- Born: 1954 (age 70–71) Warrington, Lancashire, England
- Origin: London, England
- Genres: Electronic; synth-pop; electronic rock;
- Occupations: Record producer; audio engineer;
- Website: garethjones.com

= Gareth Jones (music producer) =

Gareth Jones (born 1954) is an English record producer and audio engineer notable for working with Depeche Mode, Einstürzende Neubauten, Wire and Erasure.

==Early life==
Jones was born in Warrington, Lancashire. When he was young he played different instruments but became more interested in music technology. He owned a simple valve tape recorder and began experimenting with tape editing.

==Career==
Jones trained at the BBC and began working at Pathway Studios in North London. While at Pathway he recorded Madness' first single, "The Prince", in 1979 and mixed John Foxx's 1980 album Metamatic. When Foxx established his own London recording studio, The Garden, Jones began working there, and it was at this studio that he first worked with Depeche Mode, contributing to their 1983 album Construction Time Again, the first of three albums in a row that Jones would do with the band.

While working with a band in Vienna, the band's manager suggested Jones mix the recordings in West Germany, and took Jones to Hansa Tonstudio in West Berlin to do the mixing. The studio was the most high-tech Jones had worked in, and he decided to live in Berlin and freelance at Hansa. At the time, many English bands chose to record in Berlin as the exchange rate made it far less expensive than recording in London, and Jones worked with bands such as Fad Gadget and Wire at Hansa. At Hansa, Jones began experimenting with recording atmospheres. Bands would play their instruments through large amplifiers which were then recorded with microphones, creating a large arena-type sound. This sound would catch the attention of bands like Depeche Mode, who used this method on many recordings.

Gareth Jones was a pioneer in the use of digital equipment. He introduced sampling to many bands such as Depeche Mode and Einstürzende Neubauten. He began recording with new electronic instruments such as AMS digital delays and the Synclavier sampler synthesiser, which was brought in by Daniel Miller of Mute Records.
In the mid 1990s he moved back to London and worked in famous studios such as Abbey Road and The Strongroom in London.

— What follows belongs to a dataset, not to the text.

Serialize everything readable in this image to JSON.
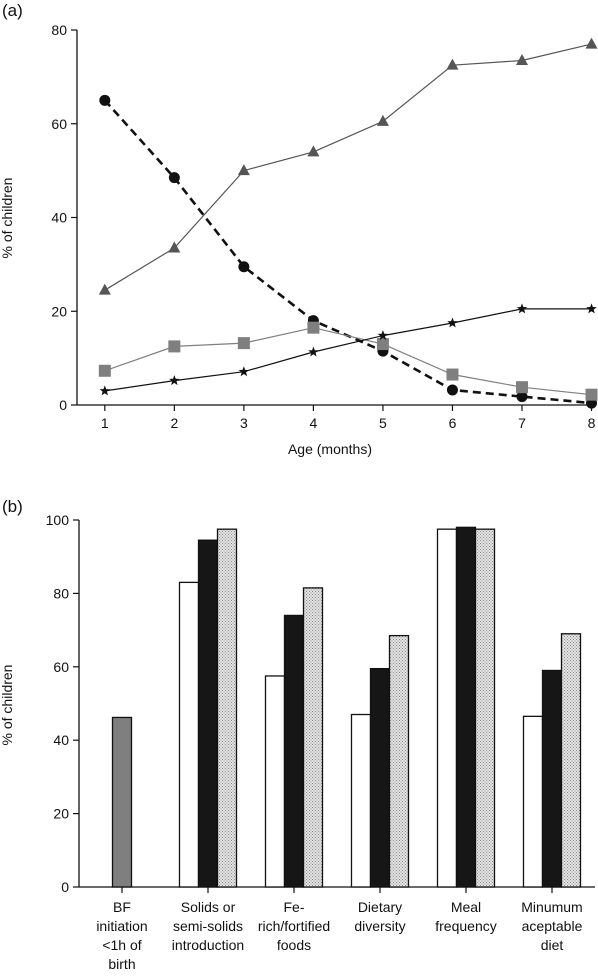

In 2020, Jones produced several tracks for a new technopop band called Of Love and Lust.'

Jones collaborates with American composer/producer/Our Silent Canvas label owner Christopher Bono on Nous Alpha, who release new album A Walk in the Woods in 2021.

In May, 2021, Jones and Daniel Miller, recording as Sunroof, released their debut album Electronic Music Improvisations Vol. 1.

== Gear ==

Jones has used the following hardware gear in the past: Roland System-100M modular synthesizer, Akai S-3200 sampler, Waldorf PPG Wave 2.v synthesizer, multiple hardware effects racks, and a Revox G36 2-track tape recorder.

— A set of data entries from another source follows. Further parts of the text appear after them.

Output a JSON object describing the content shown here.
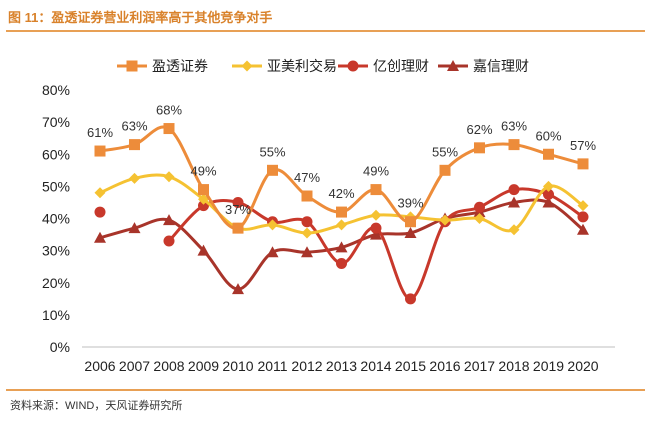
{
  "figure_title": "图 11：盈透证券营业利润率高于其他竞争对手",
  "source": "资料来源：WIND，天风证券研究所",
  "chart_data": {
    "type": "line",
    "x": [
      "2006",
      "2007",
      "2008",
      "2009",
      "2010",
      "2011",
      "2012",
      "2013",
      "2014",
      "2015",
      "2016",
      "2017",
      "2018",
      "2019",
      "2020"
    ],
    "yticks": [
      "0%",
      "10%",
      "20%",
      "30%",
      "40%",
      "50%",
      "60%",
      "70%",
      "80%"
    ],
    "ylim": [
      0,
      80
    ],
    "grid": false,
    "legend_position": "top",
    "series": [
      {
        "name": "盈透证券",
        "color": "#ed8c3a",
        "marker": "square",
        "values": [
          61,
          63,
          68,
          49,
          37,
          55,
          47,
          42,
          49,
          39,
          55,
          62,
          63,
          60,
          57
        ],
        "labels": [
          "61%",
          "63%",
          "68%",
          "49%",
          "37%",
          "55%",
          "47%",
          "42%",
          "49%",
          "39%",
          "55%",
          "62%",
          "63%",
          "60%",
          "57%"
        ]
      },
      {
        "name": "亚美利交易",
        "color": "#f5c232",
        "marker": "diamond",
        "values": [
          48,
          52.5,
          53,
          46,
          37,
          38,
          35.5,
          38,
          41,
          40.5,
          39.5,
          40,
          36.5,
          50,
          44
        ]
      },
      {
        "name": "亿创理财",
        "color": "#c8382b",
        "marker": "circle",
        "values": [
          42,
          null,
          33,
          44,
          45,
          39,
          39,
          26,
          37,
          15,
          39,
          43.5,
          49,
          47.5,
          40.5
        ]
      },
      {
        "name": "嘉信理财",
        "color": "#a8342a",
        "marker": "triangle",
        "values": [
          34,
          37,
          39.5,
          30,
          18,
          29.5,
          29.5,
          31,
          35,
          35.5,
          40,
          42,
          45,
          45,
          36.5
        ]
      }
    ]
  }
}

In 2005, he stated that he had begun using mostly software for his productions, keeping him more mobile. However, he subsequently started collecting Eurorack synthesizer modules as the format became more popular.

Jones has used the following music software: Reason and ReBirth, VST plug-ins, Arboretum Hyperprism, SonicWorx Time Designer, BIAS Peak, TC Works Mercury-1, and Native Instruments Reaktor, FM7, B4, and Absynth. He also has an outstanding knowledge of the Logic Pro digital audio workstation.

==Notable work==
| * John Foxx - Metamatic (1980) * Tuxedomoon - Desire (1981) * Depeche Mode - Construction Time Again (1983) * Depeche Mode - Some Great Reward (1984) * Einstürzende Neubauten - Halber Mensch (1985) * Depeche Mode - Black Celebration (1986) * Einstürzende Neubauten - Fünf auf der nach oben offenen Richterskala (1987) * Wire - The Ideal Copy (1987) * Diamanda Galas - You Must Be Certain of the Devil (1988) * Wire - A Bell Is a Cup... Until It Is Struck (1988) * Crime and the City Solution - The Bride Ship (1989) * Nick Cave and the Bad Seeds - The Good Son (1989) * Erasure - Wild! (1989) * Erasure - Erasure (1995) * Depeche Mode - Ultra (1997) | * Erasure - Cowboy (1997) * Indochine - Dancetaria (1999) * Clinic - Internal Wrangler (2000) * Depeche Mode - Exciter (2001) * Indochine - Paradize (2002) * Interpol - Turn on the Bright Lights (2002) * Erasure - Other People's Songs (2003) * Erasure - Light at the End of the World (2007) * These New Puritans - Beat Pyramid (2008) * Grizzly Bear - Veckatimest (2009) * Erasure - Snow Globe (2013) |

==Personal life==
Jones is married and currently living in North London.